Le débat qui revient sur la question de la « moralisation » de la vie politique appelle de ma part une première remarque dont je puis vous assurer qu’elle n’est en rien « corporatiste. »

Il y a 550 000 élus en France. J'en connais beaucoup, au plan national, mais aussi, bien sûr, dans le Loiret. Et je puis témoigner que ces élus, dans leur écrasante majorité, assument le mandat qui leur a été confié par les électeurs, avec dévouement et probité. Aussi sont-ils parfois découragés de constater que dès lors que certains ont un comportement condamnable, l’amalgame soit trop facilement fait avec tous les autres. Qu’on condamne ceux qui doivent l’être,  qu’on instaure des règles d’inéligibilité très strictes pour ceux-là, comme le propose François Bayrou : très bien ! Mais je demande aussi qu’on ne voue pas de ce fait aux gémonies ceux qui n’ont rien à se reprocher.
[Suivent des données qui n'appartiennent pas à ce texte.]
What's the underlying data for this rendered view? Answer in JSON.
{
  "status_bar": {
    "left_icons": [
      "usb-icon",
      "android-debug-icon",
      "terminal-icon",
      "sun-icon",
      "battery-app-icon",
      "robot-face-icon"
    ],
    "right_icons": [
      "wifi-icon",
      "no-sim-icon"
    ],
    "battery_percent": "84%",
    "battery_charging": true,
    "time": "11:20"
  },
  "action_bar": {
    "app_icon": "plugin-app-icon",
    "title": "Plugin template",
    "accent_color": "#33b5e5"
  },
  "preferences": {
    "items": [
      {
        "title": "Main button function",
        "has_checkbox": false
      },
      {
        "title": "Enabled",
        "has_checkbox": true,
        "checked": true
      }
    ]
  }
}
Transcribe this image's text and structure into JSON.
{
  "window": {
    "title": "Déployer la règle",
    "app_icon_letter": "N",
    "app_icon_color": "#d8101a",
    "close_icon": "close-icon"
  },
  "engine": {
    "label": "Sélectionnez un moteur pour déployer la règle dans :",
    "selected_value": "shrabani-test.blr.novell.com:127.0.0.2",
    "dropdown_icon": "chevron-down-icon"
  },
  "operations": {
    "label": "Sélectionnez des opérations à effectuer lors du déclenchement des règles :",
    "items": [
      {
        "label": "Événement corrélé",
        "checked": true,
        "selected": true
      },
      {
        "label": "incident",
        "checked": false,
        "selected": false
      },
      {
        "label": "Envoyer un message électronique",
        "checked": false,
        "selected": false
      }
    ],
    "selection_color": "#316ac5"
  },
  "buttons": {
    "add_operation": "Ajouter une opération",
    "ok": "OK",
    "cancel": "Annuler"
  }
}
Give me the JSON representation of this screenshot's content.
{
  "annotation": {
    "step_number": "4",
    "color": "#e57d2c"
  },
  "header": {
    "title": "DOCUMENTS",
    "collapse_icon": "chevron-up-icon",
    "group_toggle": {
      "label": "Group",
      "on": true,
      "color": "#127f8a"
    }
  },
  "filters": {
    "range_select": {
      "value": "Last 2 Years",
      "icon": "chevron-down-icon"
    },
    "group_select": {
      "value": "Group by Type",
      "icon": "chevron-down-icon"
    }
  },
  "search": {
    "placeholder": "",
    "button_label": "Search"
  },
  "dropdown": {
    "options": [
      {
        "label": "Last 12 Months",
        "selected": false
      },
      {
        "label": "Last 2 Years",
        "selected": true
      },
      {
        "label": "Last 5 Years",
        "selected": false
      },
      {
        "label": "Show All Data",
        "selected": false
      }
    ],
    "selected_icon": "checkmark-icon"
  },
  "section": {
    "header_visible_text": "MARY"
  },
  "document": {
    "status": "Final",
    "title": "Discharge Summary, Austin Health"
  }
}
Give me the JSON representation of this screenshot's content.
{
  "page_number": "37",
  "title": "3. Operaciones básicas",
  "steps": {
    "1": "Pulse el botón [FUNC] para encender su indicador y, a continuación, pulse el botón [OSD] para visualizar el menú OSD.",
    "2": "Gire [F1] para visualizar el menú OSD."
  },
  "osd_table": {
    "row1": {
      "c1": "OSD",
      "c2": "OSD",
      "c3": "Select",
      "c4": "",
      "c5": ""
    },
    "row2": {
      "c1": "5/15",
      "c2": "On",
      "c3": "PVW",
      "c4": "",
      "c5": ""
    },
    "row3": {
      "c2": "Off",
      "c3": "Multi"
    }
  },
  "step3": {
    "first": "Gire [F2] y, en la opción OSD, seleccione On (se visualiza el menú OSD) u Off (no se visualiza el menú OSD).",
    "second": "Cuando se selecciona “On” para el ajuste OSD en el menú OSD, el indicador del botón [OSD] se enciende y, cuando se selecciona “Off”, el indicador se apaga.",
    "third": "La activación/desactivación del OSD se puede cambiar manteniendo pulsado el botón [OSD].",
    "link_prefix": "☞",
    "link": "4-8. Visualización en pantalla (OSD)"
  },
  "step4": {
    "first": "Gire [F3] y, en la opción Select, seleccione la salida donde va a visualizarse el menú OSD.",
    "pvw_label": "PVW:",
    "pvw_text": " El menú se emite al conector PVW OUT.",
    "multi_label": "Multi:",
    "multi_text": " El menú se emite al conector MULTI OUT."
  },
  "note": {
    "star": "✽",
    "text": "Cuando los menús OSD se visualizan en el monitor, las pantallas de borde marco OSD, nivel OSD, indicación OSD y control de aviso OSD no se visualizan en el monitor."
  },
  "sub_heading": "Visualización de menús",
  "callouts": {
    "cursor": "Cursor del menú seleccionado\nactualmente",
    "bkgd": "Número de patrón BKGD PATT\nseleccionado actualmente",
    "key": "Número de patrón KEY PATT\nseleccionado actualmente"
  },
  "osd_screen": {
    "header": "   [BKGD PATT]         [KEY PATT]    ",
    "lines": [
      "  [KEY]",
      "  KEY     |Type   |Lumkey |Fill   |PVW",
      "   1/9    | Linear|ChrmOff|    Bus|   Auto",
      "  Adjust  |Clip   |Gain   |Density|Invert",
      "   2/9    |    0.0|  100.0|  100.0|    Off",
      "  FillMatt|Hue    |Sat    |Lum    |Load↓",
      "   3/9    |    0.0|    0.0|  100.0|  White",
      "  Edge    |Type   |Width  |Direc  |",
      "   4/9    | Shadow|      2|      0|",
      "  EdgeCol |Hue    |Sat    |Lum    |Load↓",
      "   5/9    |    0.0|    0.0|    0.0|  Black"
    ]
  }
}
Ayant été le rapporteur au Sénat de la dernière loi sur ce sujet  - la loi sur la transparence de la vie publique –, qui a permis de beaucoup avancer sur les conflits d’intérêts et a créé la Haute autorité de la transparence de la vie publique, je puis affirmer que le projet de loi pour « la confiance dans la vie démocratique », préparé par François Bayrou, s’inscrit dans la continuité de ce texte et de textes plus anciens – les premiers étant dus à l’initiative de Michel Rocard – qui poursuivent le même objectif.

Je partage les objectifs et j’approuve, pour l’essentiel, les dispositions de ce nouveau texte.

S’agissant de la réforme constitutionnelle, il s’agit de mesures très judicieuses – je pense en particulier à la suppression de la Cour de justice de la République –, dont certaines – telle la réforme du Conseil Constitutionnel pour en exclure les anciens présidents de la République – étaient vivement souhaitées par François Hollande, mais auxquelles la droite – ou une partie de la droite – s’est constamment opposée ces dernières années, ce qui ne permettait pas d’obtenir au Congrès la majorité requise.

Il en allait d’ailleurs ainsi pour la réforme du statut du Parquet et du Conseil supérieur de la magistrature – réforme attendue de beaucoup et indispensable pour éviter que la France soit constamment condamnée ou critiquée par la Cour européenne des Droits de l’Homme. Et puisqu’il y a donc un projet de réforme constitutionnelle, il me paraîtrait salutaire que ces réformes concernant la Justice y soient enfin intégrées.

Sur les parlementaires, les conflits d’intérêts, la suppression des « emplois familiaux », les justifications des frais entraînés par l’exercice des mandats parlementaires, le financement des partis politiques et la transparence à cet égard ainsi qu’au sujet des dons effectués pour financer les campagnes électorales, je partage les objectifs poursuivis. Je serai évidemment attentif à l’écriture précise du texte : c’est mon rôle en tant que parlementaire.

Un dernier mot sur la « réserve parlementaire ». Je précise d’abord que ce que l’on appelle ainsi est une somme inscrite au budget du ministère de l’Intérieur, dont l’affectation relève des parlementaires.

 Au Sénat, en particulier, ces sommes sont majoritairement affectées aux petites et moyennes communes afin de les aider à financer leurs équipements et investissements. Tout est désormais transparent puisque les sommes attribuées sont publiées au Journal Officiel.

Des évolutions sont, bien sûr, tout à fait possibles. Je n’y mettrai qu’une condition. Puisqu’il s’agit, je l’ai dit, de sommes qui aujourd’hui aident, pour l’essentiel, les petites et moyennes communes, et donc la ruralité… il ne serait pas acceptable pour moi qu’elles soient purement et simplement reversées dans le « pot commun » du budget de l’État. Ce serait alors un recul pour ces petites et moyennes communes et pour la ruralité.